KDA associate professor slams DESS study on UOC's alleged affiliation to ROC

Hieromonk Herman (Kovach). Photo: Fr. Herman’s Facebook page

Hieromonk Herman (Kovach), Associate Professor of the Kyiv Theological Academy and Secretary of the UOC Synodal Theological and Canonical Commission, publicly criticized the new study on the basis of which the State Service for Ethnopolitics and Freedom of Conscience (DESS) concluded there were “signs of affiliation between the Kyiv Metropolis of the Ukrainian Orthodox Church and the Russian Orthodox Church.”

Commenting on the published study on his Facebook page, Fr. Herman noted that it “apparently tried to correct some of the errors found in DESS’s previous expert opinion. Nevertheless, this did not meaningfully improve the quality of the research, because the level of competence of the research group remained the same as that of the DESS expert group.”

The KDA associate professor stressed that most of the criticisms he voiced in his previous article on the 2023 expert opinion remain equally valid for this new study. He also drew attention to several key points.

DESS, he explained, now focuses on whether the UOC was granted autocephaly by the ROC, even though previously the service had considered even autonomous status sufficient.

The study fails to distinguish between legal affiliation and canonical connection, which, in Fr. Herman’s view, demonstrates a fundamental misunderstanding of church nature. “In this new study, the Kyiv Metropolis of the UOC is treated as a religious organization – a legal entity acting on behalf of the religious association, the UOC, representing it in both organizational and canonical matters.” Fr. Herman emphasizes that this is utterly absurd, since in a secular court the concept of “canonical law” simply does not exist.

The KDA lecturer also pointed out that the study repeatedly resorts to manipulation by selecting only those documents that can be interpreted in its desired direction.

For example, DESS cites several tomoses of autocephaly granted to seven Local Churches.

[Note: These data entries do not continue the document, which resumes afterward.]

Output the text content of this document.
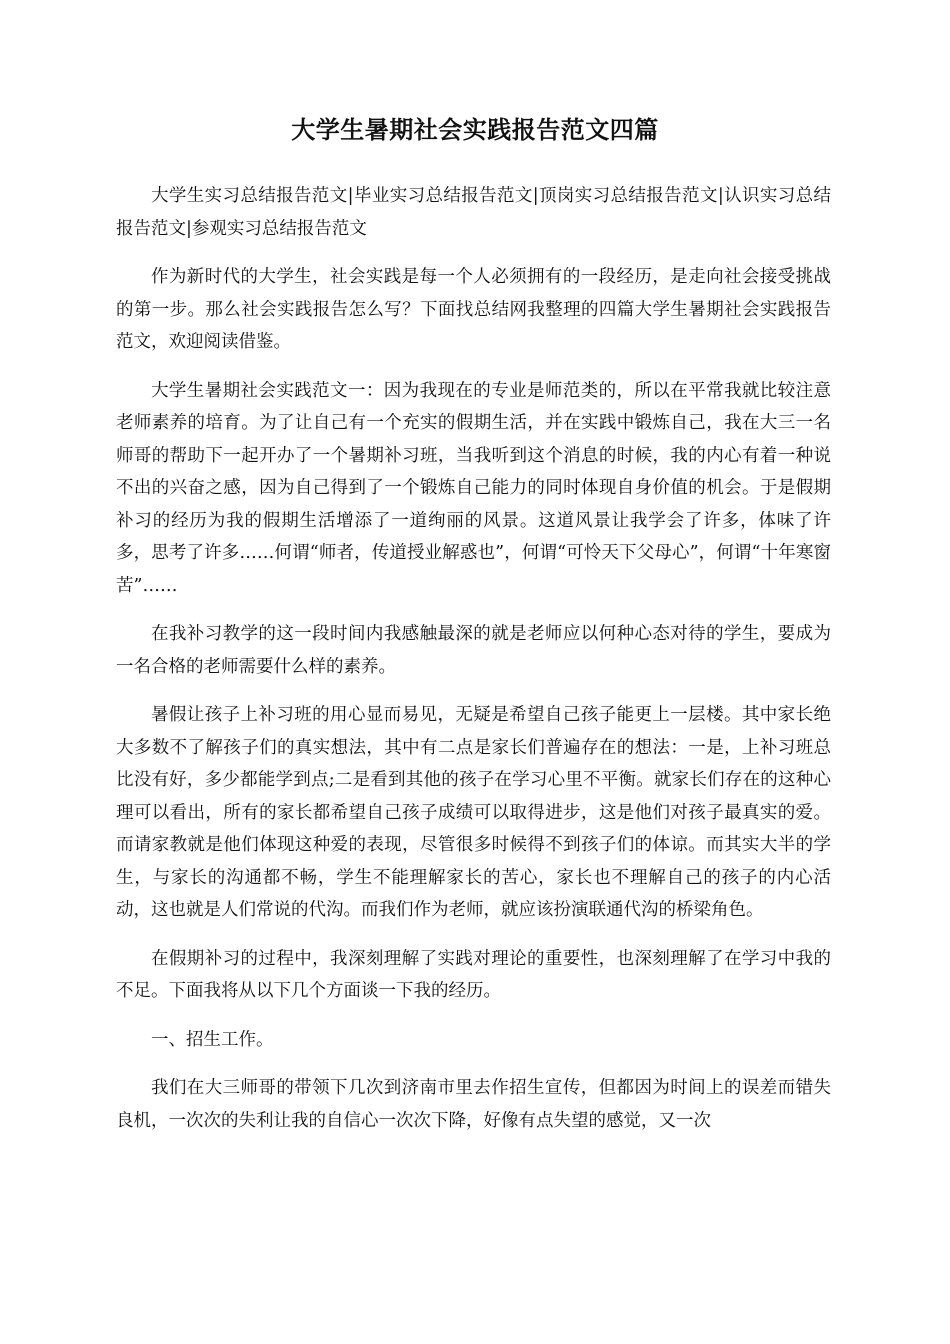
大学生暑期社会实践报告范文四篇

大学生实习总结报告范文|毕业实习总结报告范文|顶岗实习总结报告范文|认识实习总结报告范文|参观实习总结报告范文

作为新时代的大学生，社会实践是每一个人必须拥有的一段经历，是走向社会接受挑战的第一步。那么社会实践报告怎么写？下面找总结网我整理的四篇大学生暑期社会实践报告范文，欢迎阅读借鉴。

大学生暑期社会实践范文一：因为我现在的专业是师范类的，所以在平常我就比较注意老师素养的培育。为了让自己有一个充实的假期生活，并在实践中锻炼自己，我在大三一名师哥的帮助下一起开办了一个暑期补习班，当我听到这个消息的时候，我的内心有着一种说不出的兴奋之感，因为自己得到了一个锻炼自己能力的同时体现自身价值的机会。于是假期补习的经历为我的假期生活增添了一道绚丽的风景。这道风景让我学会了许多，体味了许多，思考了许多……何谓“师者，传道授业解惑也”，何谓“可怜天下父母心”，何谓“十年寒窗苦”……

在我补习教学的这一段时间内我感触最深的就是老师应以何种心态对待的学生，要成为一名合格的老师需要什么样的素养。

暑假让孩子上补习班的用心显而易见，无疑是希望自己孩子能更上一层楼。其中家长绝大多数不了解孩子们的真实想法，其中有二点是家长们普遍存在的想法：一是，上补习班总比没有好，多少都能学到点;二是看到其他的孩子在学习心里不平衡。就家长们存在的这种心理可以看出，所有的家长都希望自己孩子成绩可以取得进步，这是他们对孩子最真实的爱。而请家教就是他们体现这种爱的表现，尽管很多时候得不到孩子们的体谅。而其实大半的学生，与家长的沟通都不畅，学生不能理解家长的苦心，家长也不理解自己的孩子的内心活动，这也就是人们常说的代沟。而我们作为老师，就应该扮演联通代沟的桥梁角色。

在假期补习的过程中，我深刻理解了实践对理论的重要性，也深刻理解了在学习中我的不足。下面我将从以下几个方面谈一下我的经历。

一、招生工作。

我们在大三师哥的带领下几次到济南市里去作招生宣传，但都因为时间上的误差而错失良机，一次次的失利让我的自信心一次次下降，好像有点失望的感觉，又一次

“It’s unclear what exactly justifies the use of these Synodal tomoses. The group, for some reason, ignores the Charter granted to the Church of the Moscow Tsardom (which was mentioned in the HESS Commission’s earlier conclusion), as well as the Synodal tomoses of the Church of Greece and the Serbian Church. Regarding the latter, it likely would have undermined the artificial ‘structure’ DESS tried to create for defining autocephaly, since it mentions the autocephalous Orthodox Churches of Karlovci and Montenegro. Evidently, DESS simply didn’t know how to use this in an ‘objective’ study – and certain parallels with these documents would have complicated their analysis of Patriarch Alexy II’s Charter and disrupted the rhetorical framework they wanted,” Fr. Herman notes.

According to Fr. Herman, it is crucial for DESS that the word “autocephaly” appear in the UOC’s official documents. Officials seem to believe, he writes, that “some magic would then occur” – that if the Church simply called itself autocephalous, it would instantly become autocephalous.

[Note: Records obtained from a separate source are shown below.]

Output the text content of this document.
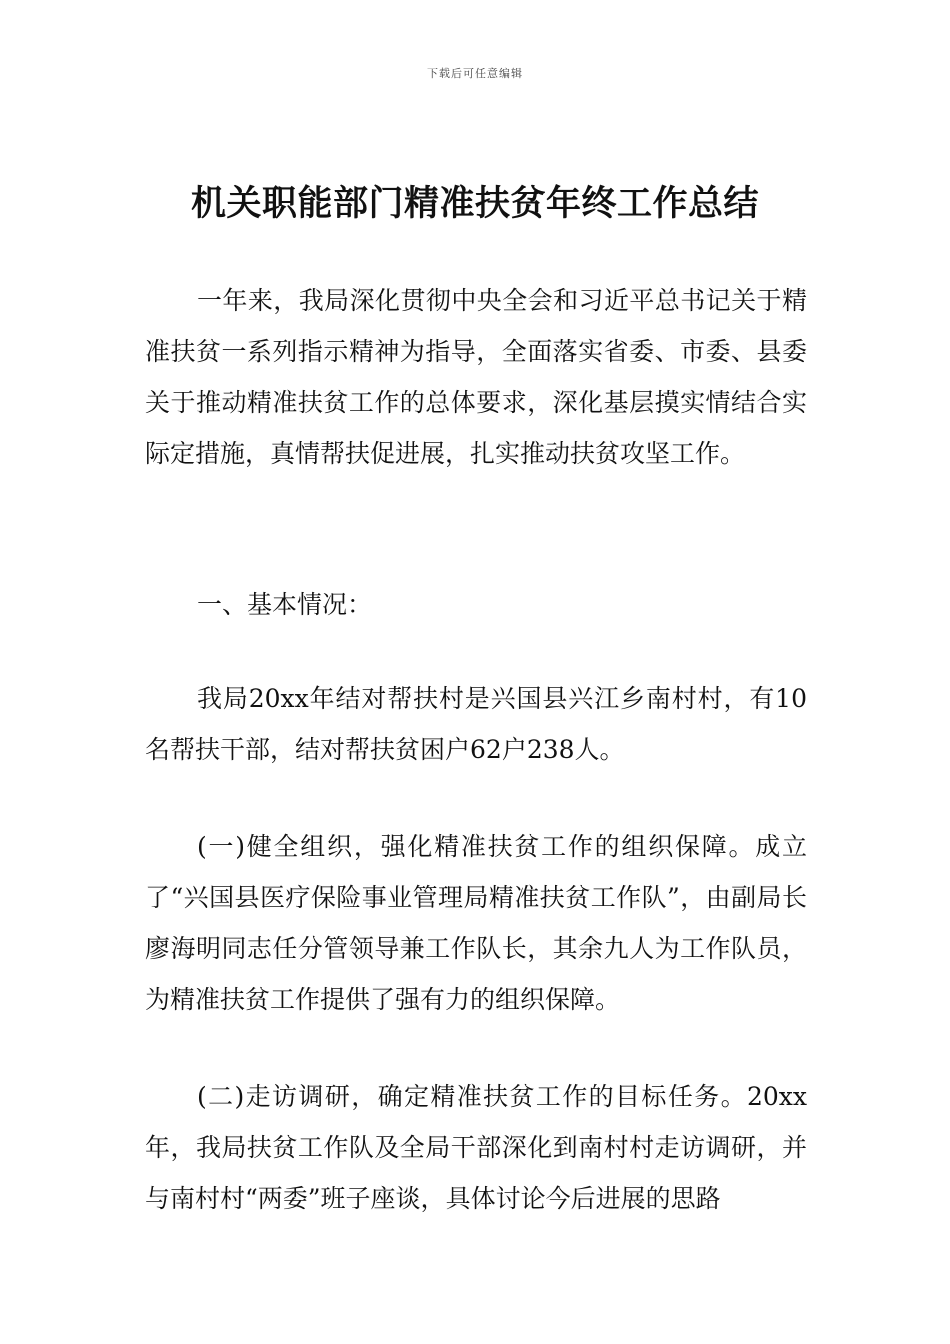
下载后可任意编辑
机关职能部门精准扶贫年终工作总结

一年来，我局深化贯彻中央全会和习近平总书记关于精准扶贫一系列指示精神为指导，全面落实省委、市委、县委关于推动精准扶贫工作的总体要求，深化基层摸实情结合实际定措施，真情帮扶促进展，扎实推动扶贫攻坚工作。

一、基本情况：

我局20xx年结对帮扶村是兴国县兴江乡南村村，有10名帮扶干部，结对帮扶贫困户62户238人。

(一)健全组织，强化精准扶贫工作的组织保障。成立了“兴国县医疗保险事业管理局精准扶贫工作队”，由副局长廖海明同志任分管领导兼工作队长，其余九人为工作队员，为精准扶贫工作提供了强有力的组织保障。

(二)走访调研，确定精准扶贫工作的目标任务。20xx年，我局扶贫工作队及全局干部深化到南村村走访调研，并与南村村“两委”班子座谈，具体讨论今后进展的思路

“When discussing autocephalous Churches as ‘subjects of the diptychs,’ the research group somehow ignores the fact that in the ROC, which is itself listed in those same diptychs, there is no document explicitly confirming its autocephalous status by using the term ‘autocephaly,’” he adds.

Most importantly, the priest argues, “HESS is searching for signs of autocephaly granted or recognized by the ROC, but considers ‘true autocephaly’ only that which is granted by the Church of Constantinople – Moscow, in their view, cannot grant ‘true autocephaly,’ it can only recognize ‘genuine independence.’”

One of the supposed proofs of autocephaly, according to officials, is inclusion of a Church in the diptychs. Yet, the study itself acknowledges that Churches granted autocephaly by the ROC did not subsequently enter the diptychs.

As the UOJ previously reported, Hieromonk Herman (Kovach) earlier published an extensive analysis titled “Analysis of the Main Provisions of the DESS Religious Studies Expert Opinion of January 27, 2023, in the Context of Church and Canon Law.”